Europa und Japan verzichteten auf ihre Ansprüche, in der Besatzung vertreten zu sein, zugunsten einer größeren Beteiligung am Bau der Maschine, wovon sie sich wirtschaftlichen Nutzen versprachen. Schließlich erhielten die Vereinigten Staaten, die Sowjetunion, China und Indien je einen Sitz, über die Besetzung des fünften Sitzes konnte noch keine Einigung erzielt werden. Das war das Ergebnis langer, schwieriger multilateraler Verhandlungen, bei denen Bevölkerungsdichte, Einwohnerzahl, wirtschaftliche, industrielle und militärische Stärke, der gegenwärtige politische Kurs und sogar ein wenig die Geschichte der Länder eine Rolle gespielt hatten.

Auf den fünften Sitz erhoben Brasilien und Indonesien aufgrund ihrer Bevölkerungszahl und als Länder der südlichen Hemisphäre Anspruch. Schweden bot sich als Vermittler im Falle politischer Streitigkeiten an. Ägypten, der Irak, Pakistan und Saudi-Arabien argumentierten, daß der Gerechtigkeit halber auch ihre Religionen vertreten sein müßten. Andere schlugen vor, daß wenigstens der fünfte Sitz für persönliche Verdienste und nicht aufgrund nationaler Zugehörigkeit vergeben werden sollte. Im Augenblick war die Entscheidung noch völlig ungewiß.

In den vier ausgewählten Nationen mußten jetzt Wissenschaftler, Regierungshäupter und andere in einer langwierigen Prozedur ihre Kandidaten aufstellen. In den Vereinigten Staaten war eine heiße Debatte entbrannt. In statistischen Erhebungen und Meinungsumfragen wurden mit unterschiedlichem Nachdruck religiöse Führer, Sportidole, Astronauten, Träger der Ehrenmedaille des Kongresses, Wissenschaftler, Filmstars, eine ehemalige Präsidentengattin, Moderatoren von Talkshows, Nachrichtensprecher, Kongreßabgeordnete, Millionäre mit politischen Ambitionen, Manager einer Stiftung, Popsänger, Universitätspräsidenten und die Miß America vorgeschlagen.

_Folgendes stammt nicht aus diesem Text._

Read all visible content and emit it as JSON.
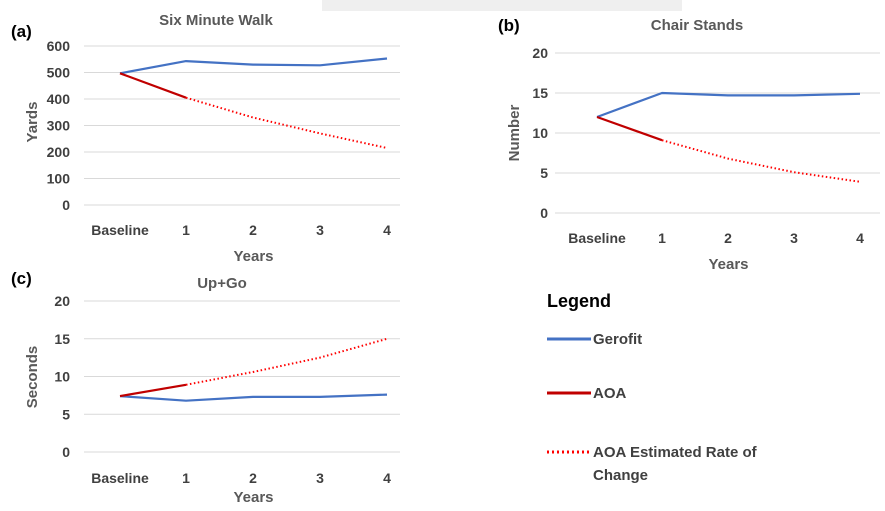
{
  "chart_data": [
    {
      "panel": "(a)",
      "type": "line",
      "title": "Six Minute Walk",
      "xlabel": "Years",
      "ylabel": "Yards",
      "categories": [
        "Baseline",
        "1",
        "2",
        "3",
        "4"
      ],
      "ylim": [
        0,
        600
      ],
      "yticks": [
        0,
        100,
        200,
        300,
        400,
        500,
        600
      ],
      "grid": true,
      "series": [
        {
          "name": "Gerofit",
          "values": [
            497,
            543,
            530,
            527,
            553
          ]
        },
        {
          "name": "AOA",
          "values": [
            497,
            405,
            null,
            null,
            null
          ]
        },
        {
          "name": "AOA Estimated Rate of Change",
          "values": [
            null,
            405,
            330,
            270,
            215
          ]
        }
      ]
    },
    {
      "panel": "(b)",
      "type": "line",
      "title": "Chair Stands",
      "xlabel": "Years",
      "ylabel": "Number",
      "categories": [
        "Baseline",
        "1",
        "2",
        "3",
        "4"
      ],
      "ylim": [
        0,
        20
      ],
      "yticks": [
        0,
        5,
        10,
        15,
        20
      ],
      "grid": true,
      "series": [
        {
          "name": "Gerofit",
          "values": [
            12,
            15,
            14.7,
            14.7,
            14.9
          ]
        },
        {
          "name": "AOA",
          "values": [
            12,
            9.1,
            null,
            null,
            null
          ]
        },
        {
          "name": "AOA Estimated Rate of Change",
          "values": [
            null,
            9.1,
            6.8,
            5.1,
            3.9
          ]
        }
      ]
    },
    {
      "panel": "(c)",
      "type": "line",
      "title": "Up+Go",
      "xlabel": "Years",
      "ylabel": "Seconds",
      "categories": [
        "Baseline",
        "1",
        "2",
        "3",
        "4"
      ],
      "ylim": [
        0,
        20
      ],
      "yticks": [
        0,
        5,
        10,
        15,
        20
      ],
      "grid": true,
      "series": [
        {
          "name": "Gerofit",
          "values": [
            7.4,
            6.8,
            7.3,
            7.3,
            7.6
          ]
        },
        {
          "name": "AOA",
          "values": [
            7.4,
            8.9,
            null,
            null,
            null
          ]
        },
        {
          "name": "AOA Estimated Rate of Change",
          "values": [
            null,
            8.9,
            10.6,
            12.5,
            15.0
          ]
        }
      ]
    }
  ],
  "legend": {
    "title": "Legend",
    "items": [
      {
        "label": "Gerofit",
        "style": "solid",
        "color": "#4472c4"
      },
      {
        "label": "AOA",
        "style": "solid",
        "color": "#c00000"
      },
      {
        "label": "AOA Estimated Rate of Change",
        "style": "dotted",
        "color": "#ff0000"
      }
    ]
  },
  "colors": {
    "gerofit": "#4472c4",
    "aoa": "#c00000",
    "aoa_estimated": "#ff0000",
    "grid": "#d9d9d9"
  }
}
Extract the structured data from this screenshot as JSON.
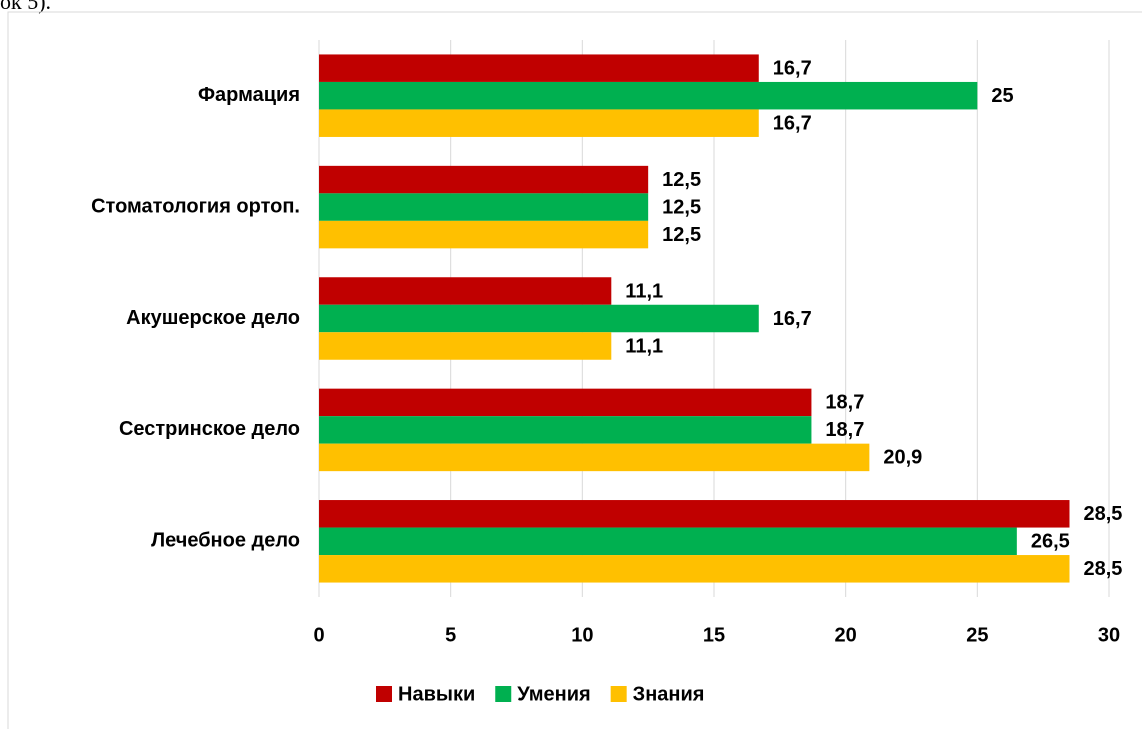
{
  "page_text": "ок 5).",
  "chart_data": {
    "type": "hbar",
    "categories": [
      "Фармация",
      "Стоматология ортоп.",
      "Акушерское дело",
      "Сестринское дело",
      "Лечебное дело"
    ],
    "series": [
      {
        "name": "Навыки",
        "color": "#c00000",
        "values": [
          16.7,
          12.5,
          11.1,
          18.7,
          28.5
        ],
        "value_labels": [
          "16,7",
          "12,5",
          "11,1",
          "18,7",
          "28,5"
        ]
      },
      {
        "name": "Умения",
        "color": "#00b050",
        "values": [
          25,
          12.5,
          16.7,
          18.7,
          26.5
        ],
        "value_labels": [
          "25",
          "12,5",
          "16,7",
          "18,7",
          "26,5"
        ]
      },
      {
        "name": "Знания",
        "color": "#ffc000",
        "values": [
          16.7,
          12.5,
          11.1,
          20.9,
          28.5
        ],
        "value_labels": [
          "16,7",
          "12,5",
          "11,1",
          "20,9",
          "28,5"
        ]
      }
    ],
    "xlim": [
      0,
      30
    ],
    "xticks": [
      0,
      5,
      10,
      15,
      20,
      25,
      30
    ],
    "grid": true,
    "legend": "bottom"
  }
}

Seit der Wohnsitz des Vizepräsidenten vor langer Zeit auf das Gelände des Naval Observatory verlegt worden war, bestand das Personal traditionsgemäß aus philippinischen Unteroffizieren im Dienst der amerikanischen Marine. Jetzt servierten sie in ihren blauen Blazern, auf denen „Vizepräsident der Vereinigten Staaten“ eingestickt war, Kaffee. Nur wenige Teilnehmer der ganztägig stattfindenden Sitzung waren zu diesem inoffiziellen Teil des Abends gebeten worden.

Seymour Lasker war das einzigartige Schicksal zuteil geworden, Amerikas erster First Gentleman zu sein. Er trug diese Bürde — und mit ihr die vielen Karikaturen in den Zeitungen und die Witze über eine solche Karriere — mit soviel Charme und Freundlichkeit, daß ihm Amerika schließlich verzieh, daß er eine Frau geheiratet hatte, die die Unverfrorenheit besaß, die halbe Welt führen zu wollen. Lasker stand gerade mit der Frau des Vizepräsidenten und deren halbwüchsigem Sohn zusammen, die sich in seiner Gesellschaft glänzend amüsierten. Die Präsidentin führte Der Heer in die Bibliothek nebenan.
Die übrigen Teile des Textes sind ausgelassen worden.